Correspondingly, Fastmarkets’ daily assessment of the copper grade A cathode premium, in-whs Shanghai, was $45-55 per tonne on Tuesday, up by $7-17 per tonne from $28-48 per tonne on August 15 and also the highest since mid-July.

The smaller increase reflected lower trading in the bonded market compared to the seaborne market.

“Bonded copper with immediate delivery is popular, which means you can make money right after you import them, but I don’t see those kind of units on offer.
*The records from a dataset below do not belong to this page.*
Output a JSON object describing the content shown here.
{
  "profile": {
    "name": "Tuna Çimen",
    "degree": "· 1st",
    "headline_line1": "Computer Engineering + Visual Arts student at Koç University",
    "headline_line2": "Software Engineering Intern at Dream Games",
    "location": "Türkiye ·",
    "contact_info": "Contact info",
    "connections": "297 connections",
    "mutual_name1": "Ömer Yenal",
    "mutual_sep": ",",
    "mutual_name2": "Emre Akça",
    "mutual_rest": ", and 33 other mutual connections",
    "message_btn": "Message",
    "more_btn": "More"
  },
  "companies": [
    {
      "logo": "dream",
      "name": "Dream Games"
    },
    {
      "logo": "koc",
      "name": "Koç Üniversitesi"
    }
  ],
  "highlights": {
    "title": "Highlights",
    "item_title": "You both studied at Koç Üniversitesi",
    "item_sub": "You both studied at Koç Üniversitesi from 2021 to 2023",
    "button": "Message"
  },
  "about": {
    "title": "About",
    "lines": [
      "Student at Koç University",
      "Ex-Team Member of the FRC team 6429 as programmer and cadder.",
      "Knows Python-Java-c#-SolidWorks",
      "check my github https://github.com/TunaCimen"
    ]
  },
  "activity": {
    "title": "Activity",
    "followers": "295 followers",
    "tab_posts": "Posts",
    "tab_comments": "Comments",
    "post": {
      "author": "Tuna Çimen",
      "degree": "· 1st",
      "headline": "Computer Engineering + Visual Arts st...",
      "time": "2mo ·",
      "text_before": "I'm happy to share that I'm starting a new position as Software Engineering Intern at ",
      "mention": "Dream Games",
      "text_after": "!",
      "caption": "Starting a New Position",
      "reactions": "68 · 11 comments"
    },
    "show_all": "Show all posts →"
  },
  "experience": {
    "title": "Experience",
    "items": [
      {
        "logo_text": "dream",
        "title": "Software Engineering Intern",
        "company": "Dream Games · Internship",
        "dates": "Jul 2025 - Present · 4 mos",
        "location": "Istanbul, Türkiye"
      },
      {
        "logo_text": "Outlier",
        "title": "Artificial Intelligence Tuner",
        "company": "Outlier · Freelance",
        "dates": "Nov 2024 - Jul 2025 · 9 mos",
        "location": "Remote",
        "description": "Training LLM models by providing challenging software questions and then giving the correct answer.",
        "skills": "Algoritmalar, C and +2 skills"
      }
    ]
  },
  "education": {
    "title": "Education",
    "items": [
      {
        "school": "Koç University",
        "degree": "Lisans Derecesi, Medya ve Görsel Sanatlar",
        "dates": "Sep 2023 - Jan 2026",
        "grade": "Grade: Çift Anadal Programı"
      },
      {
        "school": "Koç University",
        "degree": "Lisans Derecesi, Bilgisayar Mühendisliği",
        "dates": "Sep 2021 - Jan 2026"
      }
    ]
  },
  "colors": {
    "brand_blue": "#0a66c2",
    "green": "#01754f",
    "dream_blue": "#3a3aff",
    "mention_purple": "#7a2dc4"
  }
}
I guess suppliers are more willing to import themselves rather than sell in spot, reducing spot activity there,” a second trader in Shanghai said.

The premium for equivalent grade (EQ) copper cathodes in Shanghai was also underpinned by improved arbitrage conditions, with the premium moving higher amid low spot availability.

“I bought EQs at the high $20s [per tonne]; it’s not easy to find spot units with August arrival,” a third trader in Shanghai said.

Participants pointed to slower-than-expected copper shipments from Africa amid logistics issues as a reason for the limited availability of spot EQ cathode.

Fastmarkets’ weekly assessment of the copper EQ cathode premium, cif Shanghai, was $20-30 per tonne on Tuesday, against at a premium of $0-10 per tonne on August 15, marking the highest since level mid-June.

Fastmarkets’ copper import arbitrage averaged a loss of $24.23 per tonne over August 16-22, against an average loss of $44.34 per tonne over August 9-15.

Elsewhere in Asia, the Southeast Asian copper cathode market remained static, with low spot liquidity amid slow orders.

Fastmarkets’ weekly assessment of the copper grade A cathode premium, cif Southeast Asia, was $60-75 per tonne on Tuesday, unchanged since July 25.

US cathode premium softens in slow spot market

The copper cathode premium fell in the US after months of low liquidity in the spot market.

Fastmarkets’ weekly assessment of the copper grade 1 cathode premium, ddp Midwest US, was 9.00-10.50 cents per lb on Tuesday, widening downward from 9.50-10.50 cents per lb on August 15.

It is the first movement in the premium since June 27.

The premium has softened in a lackluster spot market, with most buyers meeting their cathode needs through long-term contracts, sources said.

“Our copper numbers have been all over, so the range is a bit wider,” a seller said.

A trader reiterated that “people are not doing spot business, just taking cathode contracts,” adding that business is very slow on the copper scrap side too.

“Many furnaces are down, and they have backed off from buying,” the trader said.